County: Dublin Site name: LISIEUX HALL, Murphystown
Sites and Monuments Record No.: N/A Licence number: 22E0452
Author: Caitríona Moore and Wayne Malone, ABH Ltd.
Site type: Post-medieval
Period/Dating: Post Medieval (AD 1600-AD 1750)
ITM: E 719240m, N 725249m
Latitude, Longitude (decimal degrees): 53.264169, -6.212606
The site lies in the former grounds of a Victorian-era house, ‘Lisieux Hall’ (Reg No. 60230006), which does not form part of the development site. Assessment and test trenching was completed under this licence in 2022. The excavation covered an area of approximately 1.19ha across the northern extent of the overall 1.85ha development. This was undertaken from 10 to 27 January 2023. Additional monitoring of groundworks was completed in late February 2023.
The excavation revealed a quarry pit (C021) across the north-eastern extent of the site (Area 1) The rectangular-shaped pit (L 13.3; W 10.3; D 0.8–2m) was hand-cut into the shallow granite bedrock and had rough jagged edges, exhibiting occasional tool marks. The quarry was filled with several clay deposits (D 800–2000mm), yielding a small number of seventeenth- to nineteenth-century pottery sherds. The remains of nineteenth- and twentieth-century brick walls were also identified in Area 1. These were associated with the Victorian-era walled garden and formed sheds and/or greenhouses as depicted on early OS editions.

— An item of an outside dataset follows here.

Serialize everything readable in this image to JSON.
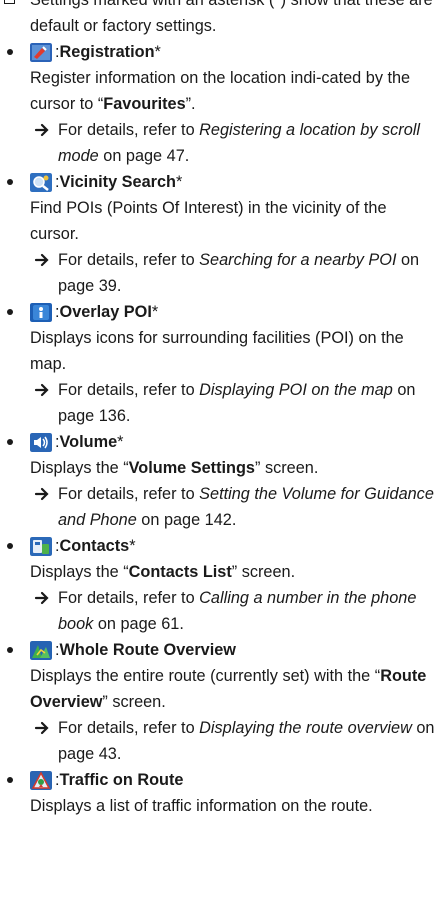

A range of earth-cut features were recorded across the western extent of the site (Area 2). The features comprised pits, linear ditches and drains, all of which had been truncated by twentieth-century landscaping. A refuse pit (C013; L 2950mm; W 2400mm; D 360mm) filled by three distinctive deposits, produced an assortment of nineteenth-century utilitarian objects, including corroded metal buckets and saucepans alongside glass and ceramic bottles. Additional pits were quite sterile in nature with the exception of a sub-rectangular pit (C037; L 1180mm; W 1120mm; D 530mm) which yielded a flint flake and core alongside North Devon ware pottery sherds.
A possible post-hole (C048; L 300mm; W 300mm; D 170mm) yielding oyster shell and animal bone fragments was located between two heavily truncated ditches (C024 and C027). The two shallow ditches ran parallel to one another (north-north-east/south/south/west). One ditch fill yielded a George II (1727–1760) halfpenny and a sherd of Westerwald pottery. This ditch was cut by a land drain which produced a flint core. The adjacent ditch was also cut by a later linear feature which itself yielded a prehistoric flint flake alongside a Dutch glass bottle, English stoneware vessels and a clay pipe stem.
A relatively large east-west linear ditch (C031; L 25m; W 1000–1400mm; D 800mm) extended across much of Area 2. The ditch fill contained prehistoric finds alongside post-medieval material. These included a fragment of a saddle quern, a flint flake, a machine-made copper alloy mount, a sherd of Manganese mottled ware and two clay pipe stems. This feature was truncated by a later irregularly-cut ditch (C011; L 23m; W 600–1800mm; D150–250mm). A north-south linear stone-lined land drain (C045; L 10m; W 550–650mm; D1200mm) produced eighteenth- and nineteenth-century pottery.
The excavation at Lisieux Hall predominantly revealed features of eighteenth- to early twentieth-century date. The small collection of lithics and the saddle quern fragment hint at prehistoric activity on the site, but no definite prehistoric features were identified.